Portrait of the Art Dealer as a Young Man
New York in the Sixties
This memoir from the influential art dealer and author offers an up close and personal perspective on New York’s vibrant art scene of the sixties and seventies.
One of today’s most respected art dealers, Michael Findlay launched his career surrounded by the most exciting figures of the late twentieth century art scene. His generously illustrated memoir traces his childhood in Scotland to his arrival in New York, where he directed one of the first art galleries in SoHo, exposing American audiences to the likes of Joseph Beuys and Sean Scully. Findlay launched the first solo exhibitions of John Baldessari, Hannah Wilke, Stephen Mueller and Billy Sullivan. He offers fascinating recollections about his relationships with painters and sculptors, art dealers and art collectors, actors, models and the creative talents at the heart of New York’s Downtown scene.

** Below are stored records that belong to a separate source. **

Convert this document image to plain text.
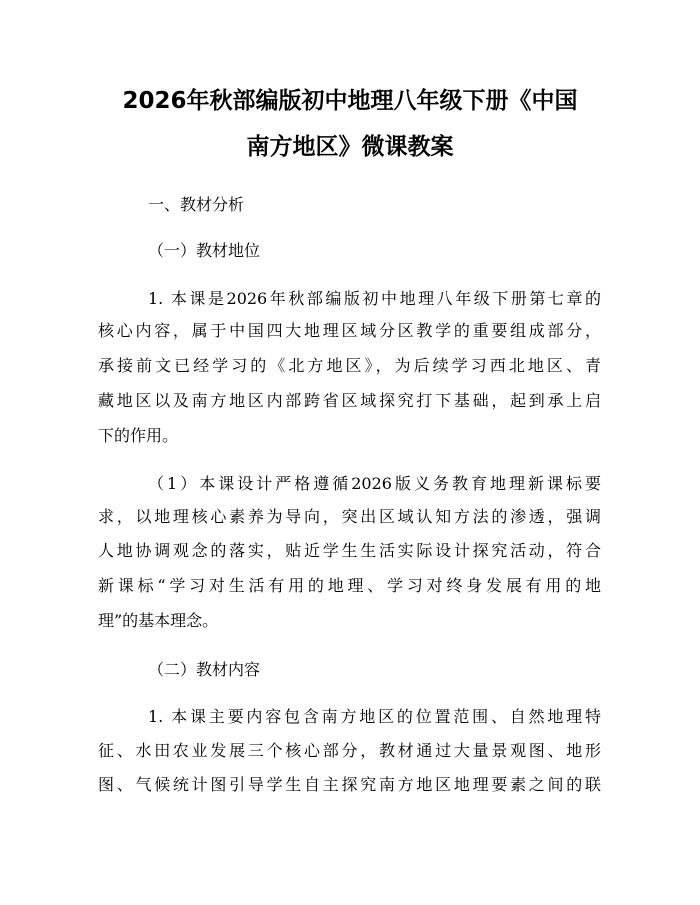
2026年秋部编版初中地理八年级下册《中国
南方地区》微课教案

一、教材分析

（一）教材地位

1. 本课是2026年秋部编版初中地理八年级下册第七章的

核心内容，属于中国四大地理区域分区教学的重要组成部分，

承接前文已经学习的《北方地区》，为后续学习西北地区、青

藏地区以及南方地区内部跨省区域探究打下基础，起到承上启

下的作用。

（1）本课设计严格遵循2026版义务教育地理新课标要

求，以地理核心素养为导向，突出区域认知方法的渗透，强调

人地协调观念的落实，贴近学生生活实际设计探究活动，符合

新课标“学习对生活有用的地理、学习对终身发展有用的地

理”的基本理念。

（二）教材内容

1. 本课主要内容包含南方地区的位置范围、自然地理特

征、水田农业发展三个核心部分，教材通过大量景观图、地形

图、气候统计图引导学生自主探究南方地区地理要素之间的联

Making appearances in Findlay’s stellar cast of characters are Andy Warhol, David Hockney, Bridget Riley, Jasper Johns, Robert Rauschenberg, Ray Johnson, Gerald Laing, Joseph Cornell, Allen Ginsberg, Gerard Malanga, and model Naomi Sims. He vividly depicts the comings and goings at The Chelsea Hotel, St. Mark’s Place, Studio 54, and Max’s Kansas City. He describes in candid detail the pros and cons of the wild parties and the freewheeling lifestyle of that swinging era. Anyone interested in twentieth century cultural history, the post–World War II art market, or sixties and seventies New York will be gripped and entertained by Findlay’s evocatively recounted journey.
MICHAEL FINDLAY is a director of Acquavella Galleries in New York. His career began in 1964, when he became a pioneer of SoHo’s legendary gallery scene, presenting the first solo exhibitions of many then unknown artists who went on to become household names. He is the author of The Value of Art and Seeing Slowly (both published by Prestel).